Yet another batch of photos from an afternoon exploring Sendai. On the occasion of this afternoon, Mary and I visited the pleasant Kamekoa Hachimangu in the hills West of Sendai proper.
Now you may recall that we’ve already vistied one Hachiman shrine here on the Flap, so what’s all this about another? As it turns out, Hachiman Shrines are not uncommon in Japan, as Hachiman is the Shinto God of War, and War just happened to be a thing that the Warlords during the Warring States period (when a lot of these cities and shrines were built up) fought a lot of Wars about. War!
Anyway, Hachiman is also apparently the protector of Sendai, so you’re not going to run into any kind of Hachiman Shrine shortage while you’re there. Rest easy. Or not, because, you know…. war.
The entrance was a standard affair, with plenty of parking for the trek up the gentle hillside path.
As soon as you enter the treeline, it’s almost dead silent. You can still hear the freeway in the distance just barely, but it was very relaxing…
At least until you had to start climbing these stone stairs. They are awesome, no doubt, but don’t exactly employ a modern standard of stair height or spacing and, as you can see, are kind of angled all over the place after so many years. You definitely have to watch your footing and take your time a bit or you’re likely to sprain an ankle.

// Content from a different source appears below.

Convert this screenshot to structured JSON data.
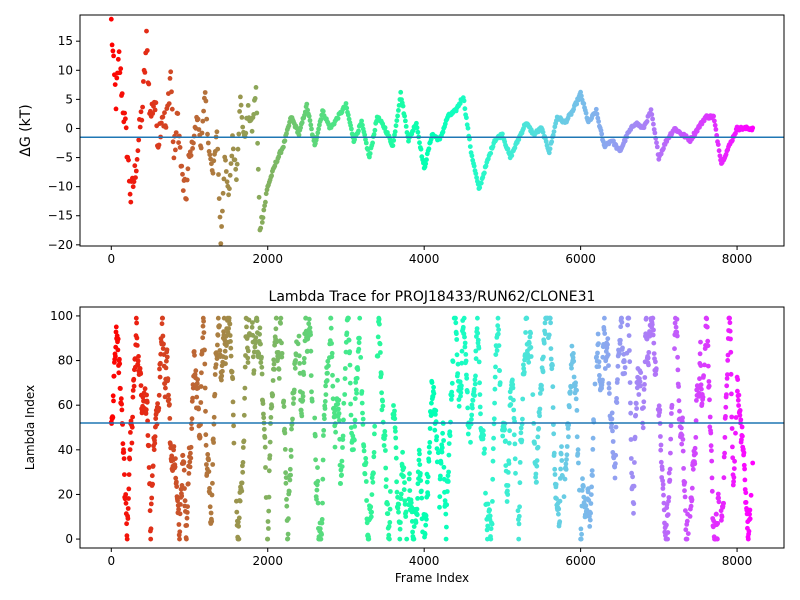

If you make it up those stairs (which is about halfway) you’re greeted by this fallen mini-shrine to Twisty, the Shinto God of sprained ankles. It’s broken because whoever was bringing it up this far twisted their ankle on the stairs and fell over. It’s possible I made some of this up.
Jokes aside, this was the highlight for me. This little steppe with a charming groundskeeper hut or something right before you arrive at the shrine. As a Tiny House fan I just loved this little thing and couldn’t help but imagine the cozy tea breaks taken in here on a chilly afternoon in late autumn.

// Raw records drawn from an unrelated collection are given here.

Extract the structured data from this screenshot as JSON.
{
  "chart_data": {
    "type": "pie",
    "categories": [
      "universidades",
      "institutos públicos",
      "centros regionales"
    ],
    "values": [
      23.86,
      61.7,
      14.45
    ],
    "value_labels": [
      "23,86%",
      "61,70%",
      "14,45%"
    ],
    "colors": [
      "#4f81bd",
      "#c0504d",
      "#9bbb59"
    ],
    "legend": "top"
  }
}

The shrine itself is much like many others, nicely kept but nothing that’s going to blow your mind.
Some senjya fuda posted by traveling pilgrims.

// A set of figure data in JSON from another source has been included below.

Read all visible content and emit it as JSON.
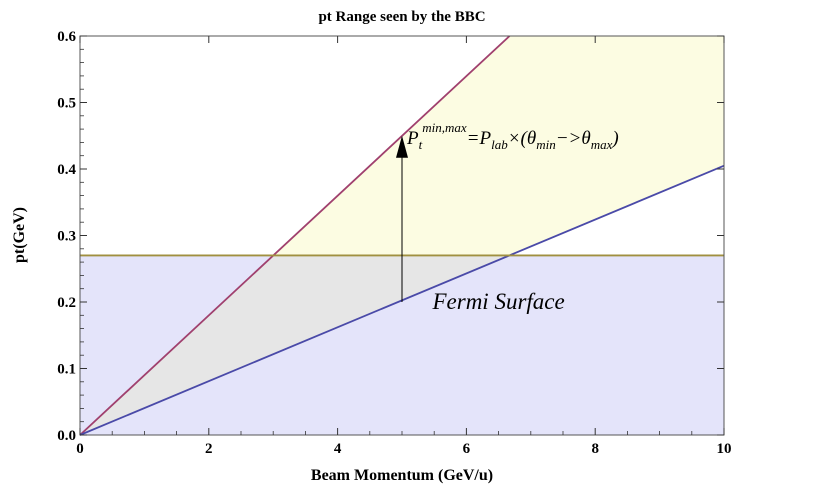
{
  "chart_data": {
    "type": "line",
    "title": "pt Range seen by the BBC",
    "xlabel": "Beam Momentum (GeV/u)",
    "ylabel": "pt(GeV)",
    "xlim": [
      0,
      10
    ],
    "ylim": [
      0,
      0.6
    ],
    "x_ticks": [
      0,
      2,
      4,
      6,
      8,
      10
    ],
    "y_ticks": [
      0.0,
      0.1,
      0.2,
      0.3,
      0.4,
      0.5,
      0.6
    ],
    "x_tick_labels": [
      "0",
      "2",
      "4",
      "6",
      "8",
      "10"
    ],
    "y_tick_labels": [
      "0.0",
      "0.1",
      "0.2",
      "0.3",
      "0.4",
      "0.5",
      "0.6"
    ],
    "grid": false,
    "series": [
      {
        "x": [
          0,
          6.67
        ],
        "y": [
          0,
          0.6
        ],
        "color": "#a0406e"
      },
      {
        "x": [
          0,
          10
        ],
        "y": [
          0,
          0.405
        ],
        "color": "#4a4aa8"
      },
      {
        "x": [
          0,
          10
        ],
        "y": [
          0.27,
          0.27
        ],
        "color": "#a09040"
      }
    ],
    "regions": [
      {
        "label": "Fermi Surface",
        "y_range": [
          0,
          0.27
        ],
        "color": "#e4e4fa"
      },
      {
        "label": "",
        "between": "series",
        "color": "#fcfce2"
      }
    ],
    "annotations": [
      {
        "arrow_x": 5,
        "arrow_from_y": 0.2,
        "arrow_to_y": 0.45,
        "formula": {
          "P": "P",
          "t": "t",
          "minmax": "min,max",
          "eq": "=",
          "lab": "lab",
          "times": "×(",
          "theta": "θ",
          "min": "min",
          "arrow": "−>",
          "max": "max",
          "close": ")"
        }
      },
      {
        "text": "Fermi Surface",
        "x": 6.5,
        "y": 0.2
      }
    ]
  }
}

On the backside of the shrine there was a paved road which is undoubtedly the main access for the resident priests and staff (you think they’re going to climb those crazy stairs every day?? Twisty don’t play that!) so we opted to follow that down in the hopes that we’d discover something else, and were immediately rewarded by this wonderful view of the city on the way back to our bikes. Nice way to round off the afternoon.